On 20 December 2010 13:59, Mark Rogers mark@quarella.co.uk wrote:
I've installed RT to be used for managing incoming support emails. Having got it installed and "working" I'm finding it very hard to work out what to do next in terms of actually using it. (Eg I created myself a user, but can't see how to let that user see incoming emails, although I can see them fine logged in as root.)
Are there any good guides to using RT around? Google has let me down so far, and the RT wiki seems a bit to broad to get me started.
Where I need to get to pretty quickly is having a number of users, any of whom can take a ticket and work with it, or allocate it to another user where necessary. I also need to manage the email process (I have one particular client I want to push in this direction, but to do that I need to make sure they don't get most of the automated emails otherwise they'll be swamped as they send us probably 200 emails a week that will become separate tickets once I get this working).

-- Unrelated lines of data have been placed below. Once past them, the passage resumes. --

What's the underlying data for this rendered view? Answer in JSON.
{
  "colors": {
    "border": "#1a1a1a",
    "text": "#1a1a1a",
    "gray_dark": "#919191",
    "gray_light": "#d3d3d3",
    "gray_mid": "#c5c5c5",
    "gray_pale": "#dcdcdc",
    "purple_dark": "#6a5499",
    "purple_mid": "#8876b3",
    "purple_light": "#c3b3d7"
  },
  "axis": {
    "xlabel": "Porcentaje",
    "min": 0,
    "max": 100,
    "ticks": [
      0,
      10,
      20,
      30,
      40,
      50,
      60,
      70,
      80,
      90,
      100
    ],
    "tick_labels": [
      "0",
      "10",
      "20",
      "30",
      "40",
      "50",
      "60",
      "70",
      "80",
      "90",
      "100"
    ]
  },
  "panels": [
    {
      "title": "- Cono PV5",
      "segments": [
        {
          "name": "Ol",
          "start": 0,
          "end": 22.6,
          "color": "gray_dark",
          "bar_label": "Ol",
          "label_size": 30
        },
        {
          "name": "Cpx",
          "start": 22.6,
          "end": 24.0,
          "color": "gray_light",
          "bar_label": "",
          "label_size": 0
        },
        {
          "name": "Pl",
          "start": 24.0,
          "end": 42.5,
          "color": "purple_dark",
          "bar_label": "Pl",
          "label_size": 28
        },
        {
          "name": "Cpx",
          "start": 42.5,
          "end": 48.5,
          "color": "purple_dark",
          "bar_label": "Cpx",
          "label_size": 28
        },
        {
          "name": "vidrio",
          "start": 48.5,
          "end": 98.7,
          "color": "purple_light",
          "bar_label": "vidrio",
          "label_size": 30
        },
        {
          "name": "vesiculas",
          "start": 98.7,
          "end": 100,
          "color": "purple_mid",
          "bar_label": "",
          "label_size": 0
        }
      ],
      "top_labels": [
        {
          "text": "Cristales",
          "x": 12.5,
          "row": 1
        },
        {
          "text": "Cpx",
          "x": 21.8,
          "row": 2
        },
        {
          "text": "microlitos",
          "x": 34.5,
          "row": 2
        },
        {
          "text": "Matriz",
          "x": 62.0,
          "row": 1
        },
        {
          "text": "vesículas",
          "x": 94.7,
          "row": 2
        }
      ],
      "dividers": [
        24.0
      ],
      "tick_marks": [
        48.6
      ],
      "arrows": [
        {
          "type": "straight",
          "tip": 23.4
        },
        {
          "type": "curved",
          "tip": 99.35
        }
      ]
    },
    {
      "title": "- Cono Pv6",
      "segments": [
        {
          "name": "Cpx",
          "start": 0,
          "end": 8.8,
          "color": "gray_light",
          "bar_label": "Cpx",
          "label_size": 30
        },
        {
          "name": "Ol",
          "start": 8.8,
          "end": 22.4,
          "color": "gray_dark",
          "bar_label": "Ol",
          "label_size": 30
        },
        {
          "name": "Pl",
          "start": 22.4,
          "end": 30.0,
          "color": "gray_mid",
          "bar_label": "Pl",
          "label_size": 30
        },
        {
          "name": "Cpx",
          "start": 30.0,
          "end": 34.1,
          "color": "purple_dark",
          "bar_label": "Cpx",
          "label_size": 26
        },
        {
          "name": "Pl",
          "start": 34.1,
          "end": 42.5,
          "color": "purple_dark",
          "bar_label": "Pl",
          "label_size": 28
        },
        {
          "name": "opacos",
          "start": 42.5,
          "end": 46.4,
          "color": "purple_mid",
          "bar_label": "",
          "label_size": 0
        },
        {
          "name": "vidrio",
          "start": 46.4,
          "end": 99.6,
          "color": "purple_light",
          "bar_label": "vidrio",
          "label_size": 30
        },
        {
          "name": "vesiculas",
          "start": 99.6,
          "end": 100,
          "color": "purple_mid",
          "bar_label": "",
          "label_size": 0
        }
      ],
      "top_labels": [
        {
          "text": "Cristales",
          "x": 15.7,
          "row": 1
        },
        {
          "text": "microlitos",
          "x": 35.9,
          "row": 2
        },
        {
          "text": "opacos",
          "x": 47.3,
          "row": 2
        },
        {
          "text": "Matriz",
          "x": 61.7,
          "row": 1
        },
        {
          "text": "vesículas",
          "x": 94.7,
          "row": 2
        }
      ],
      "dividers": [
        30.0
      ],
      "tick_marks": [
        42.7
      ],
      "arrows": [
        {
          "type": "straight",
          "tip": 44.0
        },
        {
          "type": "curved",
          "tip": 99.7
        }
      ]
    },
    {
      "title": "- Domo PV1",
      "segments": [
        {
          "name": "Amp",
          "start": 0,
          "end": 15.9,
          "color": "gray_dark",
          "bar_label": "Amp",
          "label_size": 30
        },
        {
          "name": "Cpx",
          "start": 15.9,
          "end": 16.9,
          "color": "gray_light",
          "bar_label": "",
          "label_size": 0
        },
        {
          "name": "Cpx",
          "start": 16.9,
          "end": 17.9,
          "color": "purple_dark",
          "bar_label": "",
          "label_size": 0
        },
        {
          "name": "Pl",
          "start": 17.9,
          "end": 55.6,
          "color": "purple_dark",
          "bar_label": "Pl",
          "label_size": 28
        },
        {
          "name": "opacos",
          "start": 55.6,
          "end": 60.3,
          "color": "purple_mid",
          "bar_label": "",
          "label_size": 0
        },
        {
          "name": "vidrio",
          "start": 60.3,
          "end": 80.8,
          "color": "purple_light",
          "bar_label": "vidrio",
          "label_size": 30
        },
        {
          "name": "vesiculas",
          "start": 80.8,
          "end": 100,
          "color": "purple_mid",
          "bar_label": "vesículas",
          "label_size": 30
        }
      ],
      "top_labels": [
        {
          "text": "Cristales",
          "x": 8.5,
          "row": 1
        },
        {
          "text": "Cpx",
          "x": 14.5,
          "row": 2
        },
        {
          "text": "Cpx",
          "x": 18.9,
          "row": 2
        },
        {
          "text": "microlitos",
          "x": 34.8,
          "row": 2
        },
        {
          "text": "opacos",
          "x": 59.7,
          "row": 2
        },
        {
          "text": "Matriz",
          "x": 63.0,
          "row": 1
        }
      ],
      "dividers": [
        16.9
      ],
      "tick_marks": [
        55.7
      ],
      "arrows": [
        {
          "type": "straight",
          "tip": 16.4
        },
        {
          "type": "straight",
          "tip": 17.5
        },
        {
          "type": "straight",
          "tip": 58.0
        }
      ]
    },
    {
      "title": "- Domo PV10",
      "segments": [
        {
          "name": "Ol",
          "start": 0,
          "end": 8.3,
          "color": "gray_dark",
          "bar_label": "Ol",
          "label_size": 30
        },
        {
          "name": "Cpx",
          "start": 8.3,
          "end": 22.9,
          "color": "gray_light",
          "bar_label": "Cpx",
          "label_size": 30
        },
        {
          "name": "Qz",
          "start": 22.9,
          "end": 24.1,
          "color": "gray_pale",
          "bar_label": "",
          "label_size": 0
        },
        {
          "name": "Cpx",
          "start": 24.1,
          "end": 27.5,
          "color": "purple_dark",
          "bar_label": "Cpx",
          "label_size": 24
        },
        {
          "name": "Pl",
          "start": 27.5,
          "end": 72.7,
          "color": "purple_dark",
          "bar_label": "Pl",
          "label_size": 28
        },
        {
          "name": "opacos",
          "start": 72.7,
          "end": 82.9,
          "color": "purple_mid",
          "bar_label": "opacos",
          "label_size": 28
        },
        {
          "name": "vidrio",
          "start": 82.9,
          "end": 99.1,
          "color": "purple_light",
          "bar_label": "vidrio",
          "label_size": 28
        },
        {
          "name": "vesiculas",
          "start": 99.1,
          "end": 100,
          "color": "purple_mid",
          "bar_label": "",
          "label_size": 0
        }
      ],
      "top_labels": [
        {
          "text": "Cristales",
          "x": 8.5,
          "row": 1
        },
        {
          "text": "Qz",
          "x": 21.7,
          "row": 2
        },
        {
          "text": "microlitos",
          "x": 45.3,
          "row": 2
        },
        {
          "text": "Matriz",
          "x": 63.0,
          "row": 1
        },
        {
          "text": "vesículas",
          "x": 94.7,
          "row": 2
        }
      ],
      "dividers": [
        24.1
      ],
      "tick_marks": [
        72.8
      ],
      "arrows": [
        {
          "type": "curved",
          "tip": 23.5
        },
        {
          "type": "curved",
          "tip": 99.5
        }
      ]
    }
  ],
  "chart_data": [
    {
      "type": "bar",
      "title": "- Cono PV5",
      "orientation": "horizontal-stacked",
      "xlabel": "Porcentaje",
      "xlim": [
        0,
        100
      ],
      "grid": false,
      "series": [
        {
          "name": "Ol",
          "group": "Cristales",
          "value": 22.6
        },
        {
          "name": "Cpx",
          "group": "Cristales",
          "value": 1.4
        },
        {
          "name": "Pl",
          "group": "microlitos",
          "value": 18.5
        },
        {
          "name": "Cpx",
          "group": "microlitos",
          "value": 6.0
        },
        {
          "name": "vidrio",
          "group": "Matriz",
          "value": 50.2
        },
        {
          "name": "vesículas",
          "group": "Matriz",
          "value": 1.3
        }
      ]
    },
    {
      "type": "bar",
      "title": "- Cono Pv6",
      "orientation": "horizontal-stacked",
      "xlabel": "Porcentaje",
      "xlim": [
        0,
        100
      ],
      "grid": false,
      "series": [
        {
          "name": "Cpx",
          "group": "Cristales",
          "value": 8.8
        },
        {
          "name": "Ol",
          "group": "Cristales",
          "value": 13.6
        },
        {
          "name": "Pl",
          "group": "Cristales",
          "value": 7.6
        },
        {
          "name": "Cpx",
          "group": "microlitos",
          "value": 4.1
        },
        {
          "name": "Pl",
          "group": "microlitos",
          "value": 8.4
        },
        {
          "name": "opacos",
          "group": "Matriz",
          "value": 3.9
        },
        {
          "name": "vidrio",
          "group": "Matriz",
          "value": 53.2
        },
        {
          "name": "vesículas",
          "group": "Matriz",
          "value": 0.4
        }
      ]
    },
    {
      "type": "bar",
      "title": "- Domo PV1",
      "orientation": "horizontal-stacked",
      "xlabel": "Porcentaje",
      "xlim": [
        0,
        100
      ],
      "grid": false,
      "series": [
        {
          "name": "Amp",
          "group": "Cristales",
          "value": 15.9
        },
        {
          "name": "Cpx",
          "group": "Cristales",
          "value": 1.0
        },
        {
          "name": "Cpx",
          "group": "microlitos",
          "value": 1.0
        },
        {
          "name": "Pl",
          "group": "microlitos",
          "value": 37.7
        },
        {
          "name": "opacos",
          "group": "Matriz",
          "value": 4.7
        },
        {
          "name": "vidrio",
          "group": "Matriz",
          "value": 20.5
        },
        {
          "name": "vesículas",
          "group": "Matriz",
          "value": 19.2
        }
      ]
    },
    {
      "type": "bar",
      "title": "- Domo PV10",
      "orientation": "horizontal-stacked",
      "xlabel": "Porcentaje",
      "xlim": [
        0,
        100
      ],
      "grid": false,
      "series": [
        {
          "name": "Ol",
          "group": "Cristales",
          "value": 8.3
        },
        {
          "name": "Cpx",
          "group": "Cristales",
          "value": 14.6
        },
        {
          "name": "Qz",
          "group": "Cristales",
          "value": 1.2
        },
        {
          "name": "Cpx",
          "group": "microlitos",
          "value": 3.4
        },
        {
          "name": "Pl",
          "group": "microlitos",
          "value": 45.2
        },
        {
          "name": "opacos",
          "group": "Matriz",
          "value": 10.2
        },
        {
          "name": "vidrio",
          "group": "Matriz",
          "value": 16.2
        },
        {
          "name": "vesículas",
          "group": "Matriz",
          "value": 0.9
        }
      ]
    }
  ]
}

We use Spiceworks at work. http://www.spiceworks.com/ It offers a helpdesk system which does hook into email, we use a generic helpdesk@ mailbox but the system forwards new tickets to our own addresses if we want it to - Spiceworks also offers a "user portal" so the user can log in to that to view their currently open tickets on a web-based system which sounds better for your high-volume client. The system allows allocating tickets to particular people etc. It also allows closing/updating of tickets directly from the automated email system, e.g. I can reply to an email with #close and a message which will close the ticket and push a message back to the user through the helpdesk@ mailbox. In Spiceworks you can also allocate time spent on each ticket and thus money charged in the latest version. It's got a good purchase tracking system also if you need to buy something to complete a particular ticket.
And it's open source!! Maybe it's more what you're looking for - maybe not. Just my 2p.